Barnes & Noble is kind of a Schroedinger’s retailer. Sometimes it can’t seem to decide if it’s living or dying. It’s been in the news a lot for the problems with its Nook division, including yanking it from its college bookstores and from the United Kingdom. But as for the store itself, is it also on the rocks? Will it be following in the footsteps of Borders and Blockbuster? Or does it still have life left in it yet?

Well, maybe. On Forbes, stock analyst Marc Gerstein takes a look at B&N’s recent performance and finds that things don’t look at all as bad as they might.

Gerstein notes that, while sales have been off since 2012, expenses are also down. B&N is debt-free, has no preferred-stock, a good cash flow, and still pays dividends. But what of the current tech environment and B&N’s customer service record?

First of all comes the e-book issue. Gerstein pegs the decline in sales of e-books to new e-reader buyers spending a lot to furnish their digital libraries, then dropping back to buying just a few titles at a time. But that doesn’t let B&N off the hook for its lackluster Nook performance:

$BKS never seemed to have had its head on straight when it came to Nook as it plagued its customers with a blandly-at-best designed web site, a horrifyingly inept book search engine, reputedly terrible customer service and questionable quality control. I used to pay every year for a B&N membership card that got me discounts on books. I called to ask if I could use this on my Nook app. The company said “no.” Seriously? Nook had its chances. $BKS blew it. And now, that business is likely past the point of no return.

That’s right up there with the gaffe of charging full bookstore price for orders made via BN.com for store delivery. Seriously, what was Barnes & Noble even thinking? Sometimes you wonder if it even knows it has a problem.

What can B&N do to redeem itself? Come up with some sort of e-book software-as-a-service subscription model? But too late, Amazon’s already there with Kindle Unlimited. Trying to concentrate on B&N’s coffee shops (as with adding liquor sales to them) would leave it at a disadvantage compared to coffee shops that don’t have all that bookstore square footage to pay for. Migrating to boutique toy and board game sales is also a possibility, but there are already plenty of other stores that do that. And B&N’s already spun off its education division, so that’s not going to help the main store branch.

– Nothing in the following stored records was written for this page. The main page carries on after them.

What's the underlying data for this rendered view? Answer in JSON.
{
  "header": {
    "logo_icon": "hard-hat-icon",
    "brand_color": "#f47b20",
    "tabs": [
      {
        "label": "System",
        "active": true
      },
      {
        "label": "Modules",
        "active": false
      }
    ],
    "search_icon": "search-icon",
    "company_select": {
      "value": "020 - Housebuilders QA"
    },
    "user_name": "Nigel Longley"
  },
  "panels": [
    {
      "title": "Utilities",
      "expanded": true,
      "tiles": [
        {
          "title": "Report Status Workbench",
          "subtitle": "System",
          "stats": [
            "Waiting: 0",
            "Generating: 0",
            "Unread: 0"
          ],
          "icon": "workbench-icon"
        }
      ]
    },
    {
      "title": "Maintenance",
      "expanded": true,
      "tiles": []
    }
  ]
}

As a stock analyst rather than a retailer, Gerstein doesn’t have any easy strategy advice to offer. But he does note that Amazon itself is getting into physical bookstore space, so there still must be some fertile ground there to till—and many of B&N’s current problems have been caused by recent leadership. With Leonard Riggio retiring in September, there’s a possibility that a new leader could turn the ailing chain around. In any event, the company’s stock is still doing well enough that it has breathing room while it tries to figure something out.